Thursday, April 12, 2007

Largest database ever created is sinister

In the past week or so, it’s been reported that the government has been spying on U.S. citizens.

In what has been called the largest database ever compiled, telephone records have been meticulously and quite probably illegally collected by our government. With the volume of records collected, it is very likely that you or someone you know has had their telephone records scrutinized.

What do you suppose they’re looking for? It seems an unlikely way to effectively track down terrorists. Can one actually detect terrorist activity by how many times someone calls their grandmother?

Actually, it seems more like a really great way to waste needed manpower in yet another expensive project that will likely yield few good tangible results. It’s also an example of how much the current administration values citizens’ Constitutional rights, which is to say, not at all.

It’s easy enough to make the connection of terrorists calling overseas, particularly if they’re calling to parts of the world known for being unfriendly. We probably already watch those, and the laws aren’t the same when it comes to listening in on non-citizens’ international conversations.

George Bush assures us that no one’s actually listening to every conversation, and that numbers are just being collected for cross-referencing; no names are actually being used.

He’s also trying to sell the American public a bridge in Brooklyn, I hear.

Being in the news business, I can tell you if you give me a person’s phone number, I can generally have their name and address via the Internet in less than 30 seconds. More like five, with a high-speed connection.

That is, unless the number is connected to a cell phone, particularly a prepaid one, whose numbers generally have no names attached to them, unless the owner pays by credit card.

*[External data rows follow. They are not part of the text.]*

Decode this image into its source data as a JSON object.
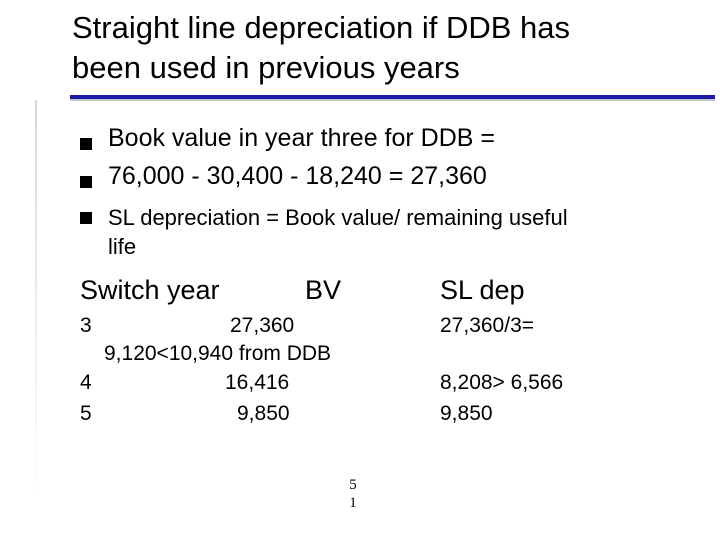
{
  "title": {
    "line1": "Straight line depreciation if DDB has",
    "line2": "been used in previous years"
  },
  "bullets": [
    {
      "text": "Book value in year three for DDB ="
    },
    {
      "text": "76,000 - 30,400 - 18,240 = 27,360"
    },
    {
      "text": "SL depreciation = Book value/ remaining useful"
    }
  ],
  "bullet_continuation": "life",
  "table": {
    "headers": [
      "Switch year",
      "BV",
      "SL dep"
    ],
    "rows": [
      {
        "year": "3",
        "bv": "27,360",
        "sl": "27,360/3="
      },
      {
        "year": "",
        "bv": "9,120<10,940 from DDB",
        "sl": ""
      },
      {
        "year": "4",
        "bv": "16,416",
        "sl": "8,208> 6,566"
      },
      {
        "year": "5",
        "bv": "9,850",
        "sl": "9,850"
      }
    ]
  },
  "page_number": {
    "line1": "5",
    "line2": "1"
  },
  "colors": {
    "accent_rule": "#1a1aa6",
    "secondary_rule": "#c4c4c4",
    "text": "#000000"
  }
}
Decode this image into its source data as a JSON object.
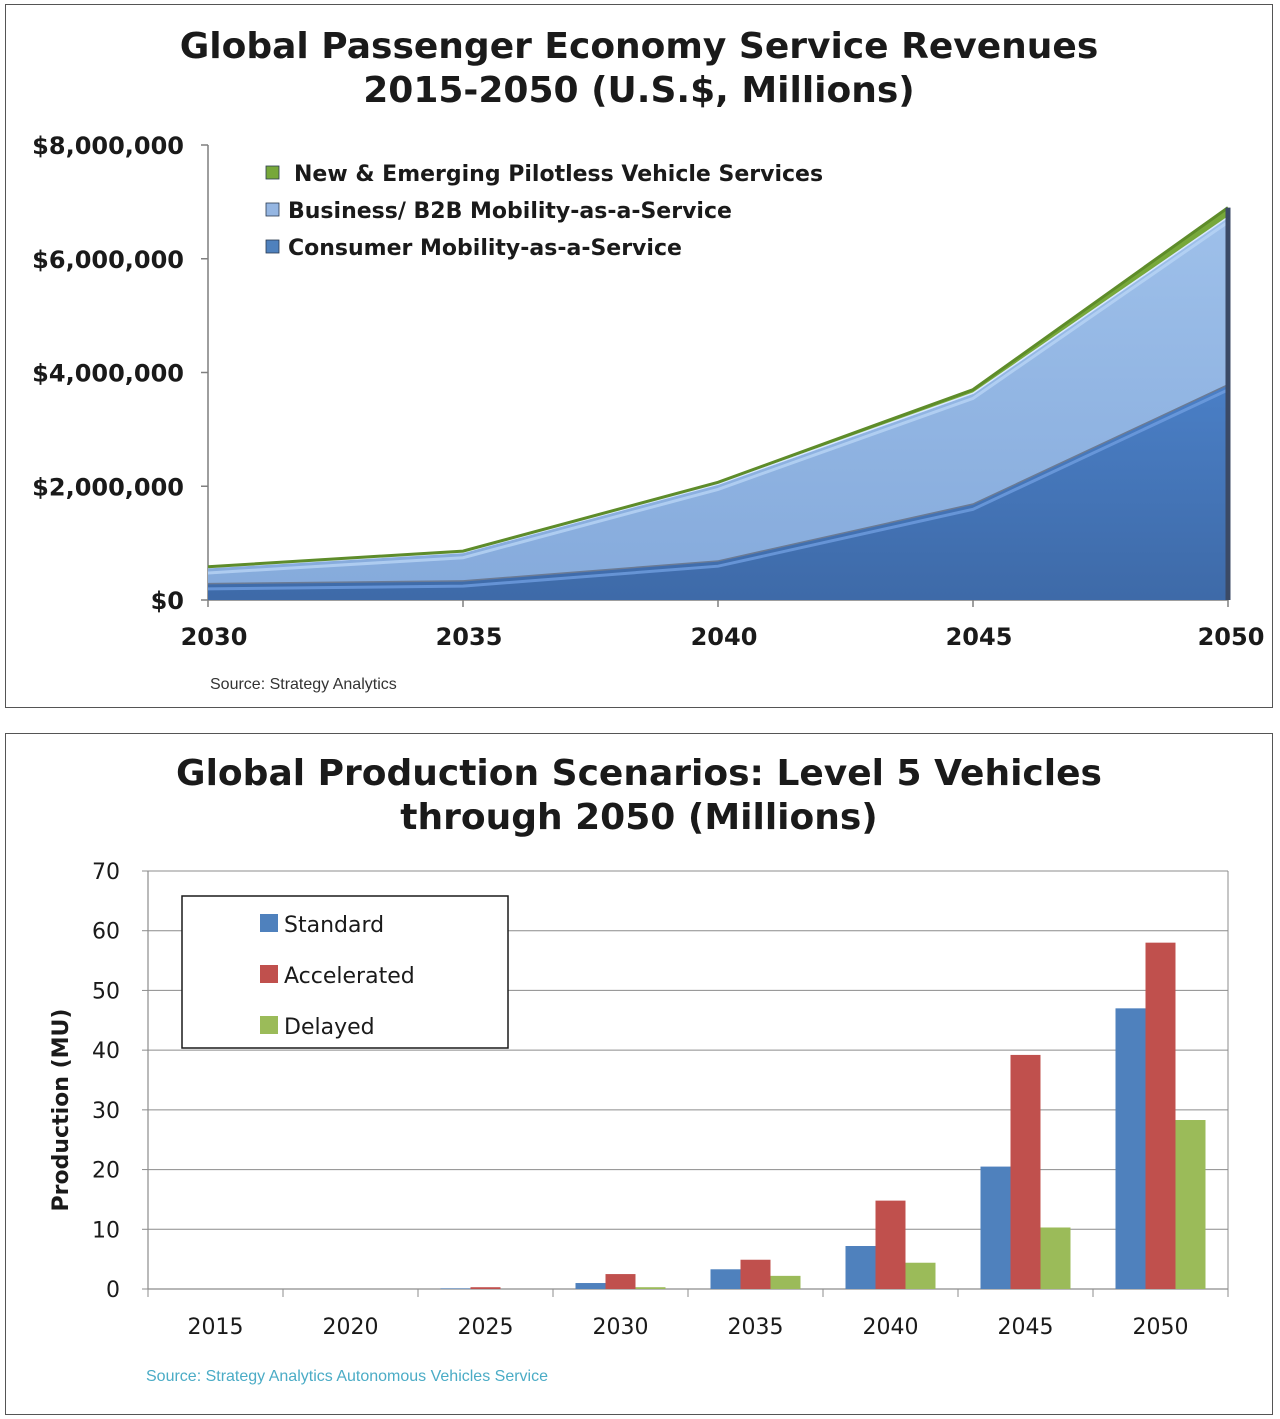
{
  "chart_data": [
    {
      "type": "area",
      "stacked": true,
      "title": [
        "Global Passenger Economy Service Revenues",
        "2015-2050 (U.S.$, Millions)"
      ],
      "x": [
        "2030",
        "2035",
        "2040",
        "2045",
        "2050"
      ],
      "series": [
        {
          "name": "Consumer Mobility-as-a-Service",
          "values": [
            300000,
            350000,
            700000,
            1700000,
            3800000
          ],
          "color": "#4f81bd"
        },
        {
          "name": "Business/ B2B Mobility-as-a-Service",
          "values": [
            280000,
            500000,
            1350000,
            1950000,
            2950000
          ],
          "color": "#95b6e2"
        },
        {
          "name": "New & Emerging Pilotless Vehicle Services",
          "values": [
            5000,
            10000,
            20000,
            50000,
            150000
          ],
          "color": "#77a83a"
        }
      ],
      "y_ticks": [
        "$0",
        "$2,000,000",
        "$4,000,000",
        "$6,000,000",
        "$8,000,000"
      ],
      "ylim": [
        0,
        8000000
      ],
      "legend_order": [
        "New & Emerging Pilotless Vehicle Services",
        "Business/ B2B Mobility-as-a-Service",
        "Consumer Mobility-as-a-Service"
      ],
      "legend_position": "top-left",
      "grid": false,
      "source": "Source: Strategy Analytics"
    },
    {
      "type": "bar",
      "title": [
        "Global Production Scenarios: Level 5 Vehicles",
        "through 2050 (Millions)"
      ],
      "categories": [
        "2015",
        "2020",
        "2025",
        "2030",
        "2035",
        "2040",
        "2045",
        "2050"
      ],
      "series": [
        {
          "name": "Standard",
          "values": [
            0,
            0,
            0.1,
            1,
            3.3,
            7.2,
            20.5,
            47
          ],
          "color": "#4f81bd"
        },
        {
          "name": "Accelerated",
          "values": [
            0,
            0,
            0.3,
            2.5,
            4.9,
            14.8,
            39.2,
            58
          ],
          "color": "#c0504d"
        },
        {
          "name": "Delayed",
          "values": [
            0,
            0,
            0,
            0.3,
            2.2,
            4.4,
            10.3,
            28.3
          ],
          "color": "#9bbb59"
        }
      ],
      "ylabel": "Production (MU)",
      "y_ticks": [
        "0",
        "10",
        "20",
        "30",
        "40",
        "50",
        "60",
        "70"
      ],
      "ylim": [
        0,
        70
      ],
      "grid": true,
      "legend_position": "top-left",
      "source": "Source: Strategy Analytics Autonomous Vehicles Service",
      "source_color": "#4bacc6"
    }
  ]
}
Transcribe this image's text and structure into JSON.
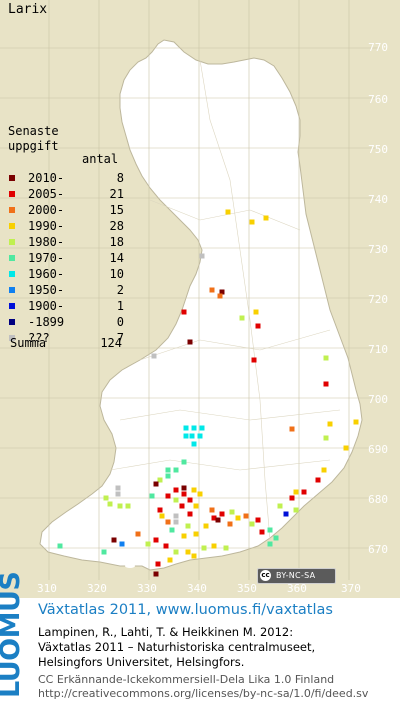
{
  "map": {
    "species": "Larix",
    "colors": {
      "background": "#e8e3c6",
      "land": "#ffffff",
      "grid": "#c9c3a6",
      "border": "#bdb79c"
    },
    "y_axis_labels": [
      "770",
      "760",
      "750",
      "740",
      "730",
      "720",
      "710",
      "700",
      "690",
      "680",
      "670"
    ],
    "x_axis_labels": [
      "310",
      "320",
      "330",
      "340",
      "350",
      "360",
      "370"
    ],
    "license_badge": {
      "symbol": "cc",
      "text": "BY-NC-SA"
    }
  },
  "legend": {
    "title_line1": "Senaste",
    "title_line2": "uppgift",
    "count_header": "antal",
    "items": [
      {
        "label": "2010-",
        "count": "8",
        "color": "#7a0000"
      },
      {
        "label": "2005-",
        "count": "21",
        "color": "#e00000"
      },
      {
        "label": "2000-",
        "count": "15",
        "color": "#f07018"
      },
      {
        "label": "1990-",
        "count": "28",
        "color": "#f8d000"
      },
      {
        "label": "1980-",
        "count": "18",
        "color": "#c0f050"
      },
      {
        "label": "1970-",
        "count": "14",
        "color": "#50e8a0"
      },
      {
        "label": "1960-",
        "count": "10",
        "color": "#00e8e8"
      },
      {
        "label": "1950-",
        "count": "2",
        "color": "#1080f0"
      },
      {
        "label": "1900-",
        "count": "1",
        "color": "#0010d8"
      },
      {
        "label": "-1899",
        "count": "0",
        "color": "#000080"
      },
      {
        "label": "???",
        "count": "7",
        "color": "#c0c0c0"
      }
    ],
    "summa_label": "Summa",
    "summa_count": "124"
  },
  "footer": {
    "logo_text": "LUOMUS",
    "link_text": "Växtatlas 2011, www.luomus.fi/vaxtatlas",
    "citation_line1": "Lampinen, R., Lahti, T. & Heikkinen M. 2012:",
    "citation_line2": "Växtatlas 2011 – Naturhistoriska centralmuseet,",
    "citation_line3": "Helsingfors Universitet, Helsingfors.",
    "license_line1": "CC Erkännande-Ickekommersiell-Dela Lika 1.0 Finland",
    "license_line2": "http://creativecommons.org/licenses/by-nc-sa/1.0/fi/deed.sv",
    "colors": {
      "link": "#1b7fc4",
      "logo": "#1b7fc4",
      "license": "#555555"
    }
  }
}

Even then, the account may not have a name attached to it in company records.

I would imagine the terrorists know this and that they choose to communicate primarily by cell phones with prepaid plans paid in cash.

So how do you determine someone is a potential terrorist by cross-referencing just the phone numbers used to make domestic calls on land lines?

You don’t.

If someone named Hassan calls someone named Mohammed, and both live in say, California, isn’t it kind of impossible to determine correctly whether or not they are terrorists just by the frequency of times they call one another? To make a correct determination, wouldn’t you have to violate their civil rights further, and find out what they talk about? Or dig into their personal lives a bit, only to find out they’re college buddies, cousins, or even gay lovers? Is this anyone’s business, even the government’s?

Civil liberties aside, isn’t it going to take a lot of time and money to determine something so useless? Perhaps there’s some secret correlation I don’t know about between the number of times one calls one’s grandmother and blowing the wicked West to kingdom come, but I have a tendency to doubt it.

More likely, I think, is something more sinister. Listening in on people’s phone conversations, or even knowing the numbers they dial often is a great way for the government to know all about and keep a record of a person’s associations.

Under this new surveillance, the government will be able to tell who might be thinking of joining a protest organization. Have you called Amnesty International lately? The ACLU? Thinking of volunteering as an activist of some sort for the next election? Your phone records could just tip the government off to it.

We already have plenty of laws providing law enforcement officials with legal, constitutional tools for surveillance, should a situation warrant it. Millions of everyday American citizens do not fall into the category of a situation that warrants it.